If Liverpool had him on any kind of shortlist, the window to act is narrow. A fresh long-term deal in Germany would all but close the door for this summer and likely drive any future fee higher.
It also comes down to Anfield’s own plans. Ibrahima Konaté is in line for discussions over a new contract, and if the Frenchman commits, the urgency to bring in another central defender eases. A renewed Konaté, with Virgil van Dijk still anchoring the back line and young options developing behind them, changes the equation.
Liverpool may decide their bigger problems lie elsewhere.
Kounde monitored as right-back issues mount
The same cannot be said about right-back.
Liverpool’s defensive focus could shift wide, with Barcelona’s Jules Kounde emerging as a serious option under consideration — but not just for them.
According to Mundo Deportivo, Liverpool are one of three Premier League clubs tracking the 25-year-old closely, with Manchester City and Chelsea also in the frame. The interest is framed around a desire to make a “strong defensive signing” at full-back, after the club moved for the more attack-minded Jeremie Frimpong last summer.
Kounde, primarily a central defender by trade, has spent long stretches of his Barcelona career operating on the right. That versatility is part of the appeal.

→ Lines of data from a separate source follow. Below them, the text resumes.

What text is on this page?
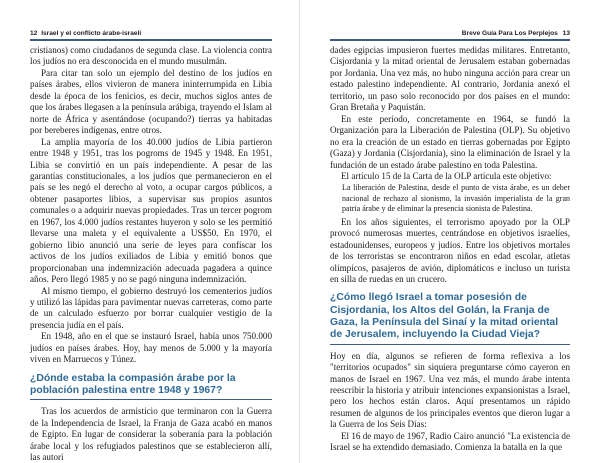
12 Israel y el conflicto árabe-israelí

cristianos) como ciudadanos de segunda clase. La violencia contra los judíos no era desconocida en el mundo musulmán.

Para citar tan solo un ejemplo del destino de los judíos en países árabes, ellos vivieron de manera ininterrumpida en Libia desde la época de los fenicios, es decir, muchos siglos antes de que los árabes llegasen a la península arábiga, trayendo el Islam al norte de África y asentándose (ocupando?) tierras ya habitadas por bereberes indígenas, entre otros.

La amplia mayoría de los 40.000 judíos de Libia partieron entre 1948 y 1951, tras los pogroms de 1945 y 1948. En 1951, Libia se convirtió en un país independiente. A pesar de las garantías constitucionales, a los judíos que permanecieron en el país se les negó el derecho al voto, a ocupar cargos públicos, a obtener pasaportes libios, a supervisar sus propios asuntos comunales o a adquirir nuevas propiedades. Tras un tercer pogrom en 1967, los 4.000 judíos restantes huyeron y solo se les permitió llevarse una maleta y el equivalente a US$50. En 1970, el gobierno libio anunció una serie de leyes para confiscar los activos de los judíos exiliados de Libia y emitió bonos que proporcionaban una indemnización adecuada pagadera a quince años. Pero llegó 1985 y no se pagó ninguna indemnización.

Al mismo tiempo, el gobierno destruyó los cementerios judíos y utilizó las lápidas para pavimentar nuevas carreteras, como parte de un calculado esfuerzo por borrar cualquier vestigio de la presencia judía en el país.

En 1948, año en el que se instauró Israel, había unos 750.000 judíos en países árabes. Hoy, hay menos de 5.000 y la mayoría viven en Marruecos y Túnez.

¿Dónde estaba la compasión árabe por la población palestina entre 1948 y 1967?

Tras los acuerdos de armisticio que terminaron con la Guerra de la Independencia de Israel, la Franja de Gaza acabó en manos de Egipto. En lugar de considerar la soberanía para la población árabe local y los refugiados palestinos que se establecieron allí, las autori

Breve Guía Para Los Perplejos 13

dades egipcias impusieron fuertes medidas militares. Entretanto, Cisjordania y la mitad oriental de Jerusalem estaban gobernadas por Jordania. Una vez más, no hubo ninguna acción para crear un estado palestino independiente. Al contrario, Jordania anexó el territorio, un paso solo reconocido por dos países en el mundo: Gran Bretaña y Paquistán.

En este período, concretamente en 1964, se fundó la Organización para la Liberación de Palestina (OLP). Su objetivo no era la creación de un estado en tierras gobernadas por Egipto (Gaza) y Jordania (Cisjordania), sino la eliminación de Israel y la fundación de un estado árabe palestino en toda Palestina.

El artículo 15 de la Carta de la OLP articula este objetivo:

La liberación de Palestina, desde el punto de vista árabe, es un deber nacional de rechazo al sionismo, la invasión imperialista de la gran patria árabe y de eliminar la presencia sionista de Palestina.

En los años siguientes, el terrorismo apoyado por la OLP provocó numerosas muertes, centrándose en objetivos israelíes, estadounidenses, europeos y judíos. Entre los objetivos mortales de los terroristas se encontraron niños en edad escolar, atletas olímpicos, pasajeros de avión, diplomáticos e incluso un turista en silla de ruedas en un crucero.

¿Cómo llegó Israel a tomar posesión de Cisjordania, los Altos del Golán, la Franja de Gaza, la Península del Sinaí y la mitad oriental de Jerusalem, incluyendo la Ciudad Vieja?

Hoy en día, algunos se refieren de forma reflexiva a los "territorios ocupados" sin siquiera preguntarse cómo cayeron en manos de Israel en 1967. Una vez más, el mundo árabe intenta reescribir la historia y atribuir intenciones expansionistas a Israel, pero los hechos están claros. Aquí presentamos un rápido resumen de algunos de los principales eventos que dieron lugar a la Guerra de los Seis Días:

El 16 de mayo de 1967, Radio Cairo anunció "La existencia de Israel se ha extendido demasiado. Comienza la batalla en la que
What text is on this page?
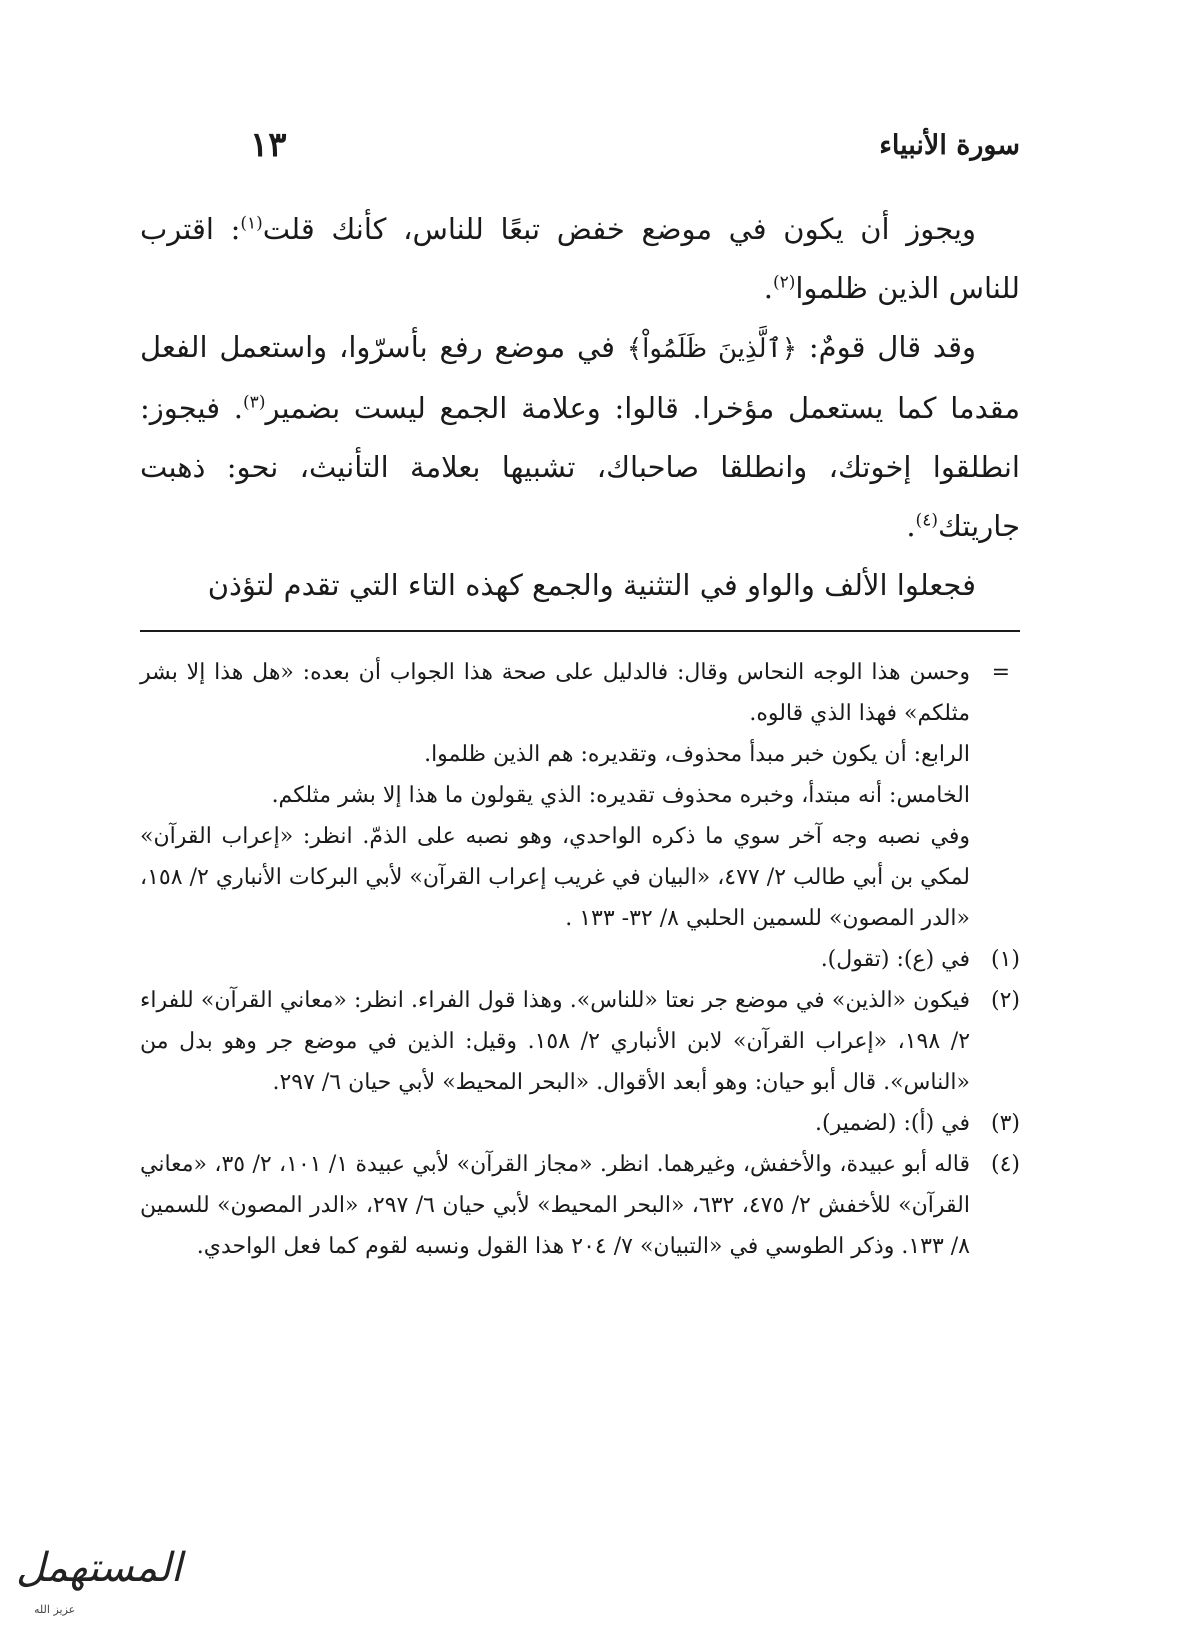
سورة الأنبياء
١٣

ويجوز أن يكون في موضع خفض تبعًا للناس، كأنك قلت$^{(١)}$: اقترب للناس الذين ظلموا$^{(٢)}$.

وقد قال قومٌ: ﴿ٱلَّذِينَ ظَلَمُواْ﴾ في موضع رفع بأسرّوا، واستعمل الفعل مقدما كما يستعمل مؤخرا. قالوا: وعلامة الجمع ليست بضمير$^{(٣)}$. فيجوز: انطلقوا إخوتك، وانطلقا صاحباك، تشبيها بعلامة التأنيث، نحو: ذهبت جاريتك$^{(٤)}$.

فجعلوا الألف والواو في التثنية والجمع كهذه التاء التي تقدم لتؤذن

=
وحسن هذا الوجه النحاس وقال: فالدليل على صحة هذا الجواب أن بعده: «هل هذا إلا بشر مثلكم» فهذا الذي قالوه.

الرابع: أن يكون خبر مبدأ محذوف، وتقديره: هم الذين ظلموا.

الخامس: أنه مبتدأ، وخبره محذوف تقديره: الذي يقولون ما هذا إلا بشر مثلكم.

وفي نصبه وجه آخر سوي ما ذكره الواحدي، وهو نصبه على الذمّ. انظر: «إعراب القرآن» لمكي بن أبي طالب ٢/ ٤٧٧، «البيان في غريب إعراب القرآن» لأبي البركات الأنباري ٢/ ١٥٨، «الدر المصون» للسمين الحلبي ٨/ ٣٢- ١٣٣ .

(١)
في (ع): (تقول).
(٢)
فيكون «الذين» في موضع جر نعتا «للناس». وهذا قول الفراء. انظر: «معاني القرآن» للفراء ٢/ ١٩٨، «إعراب القرآن» لابن الأنباري ٢/ ١٥٨. وقيل: الذين في موضع جر وهو بدل من «الناس». قال أبو حيان: وهو أبعد الأقوال. «البحر المحيط» لأبي حيان ٦/ ٢٩٧.
(٣)
في (أ): (لضمير).
(٤)
قاله أبو عبيدة، والأخفش، وغيرهما. انظر. «مجاز القرآن» لأبي عبيدة ١/ ١٠١، ٢/ ٣٥، «معاني القرآن» للأخفش ٢/ ٤٧٥، ٦٣٢، «البحر المحيط» لأبي حيان ٦/ ٢٩٧، «الدر المصون» للسمين ٨/ ١٣٣. وذكر الطوسي في «التبيان» ٧/ ٢٠٤ هذا القول ونسبه لقوم كما فعل الواحدي.
المستهمل
عزيز الله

He signed a new contract last summer running to 2030, yet the report suggests Barcelona could still listen if a major offer lands on the table.
The figure being floated is stark: €80 million, around $93 million. At that price, it is suggested Barcelona would find it “difficult to refuse”.
For Liverpool, the logic is clear. The situation at right-back is becoming increasingly fragile. Conor Bradley’s fitness issues have stalled his momentum. Frimpong’s own injury problems keep him from providing a reliable solution. The knock-on effect is that Dominik Szoboszlai has been asked to plug gaps he was never signed to fill.
He is too important in midfield to be a makeshift full-back every few weeks.
Kounde, in contrast, offers a different profile: defensively solid, comfortable in one-on-one duels, and able to slide inside when Liverpool build play, mirroring the kind of hybrid roles that have reshaped the position in recent years.
The question is whether Liverpool are prepared to enter a bidding war at that level, especially in a summer when Salah’s departure will demand serious investment in the attack as well.
The games against City and PSG will dominate the headlines in the coming days. But as Liverpool fight to stay at Europe’s top table, the outlines of their next back line are already being sketched — whether in Dortmund’s boardroom or Barcelona’s.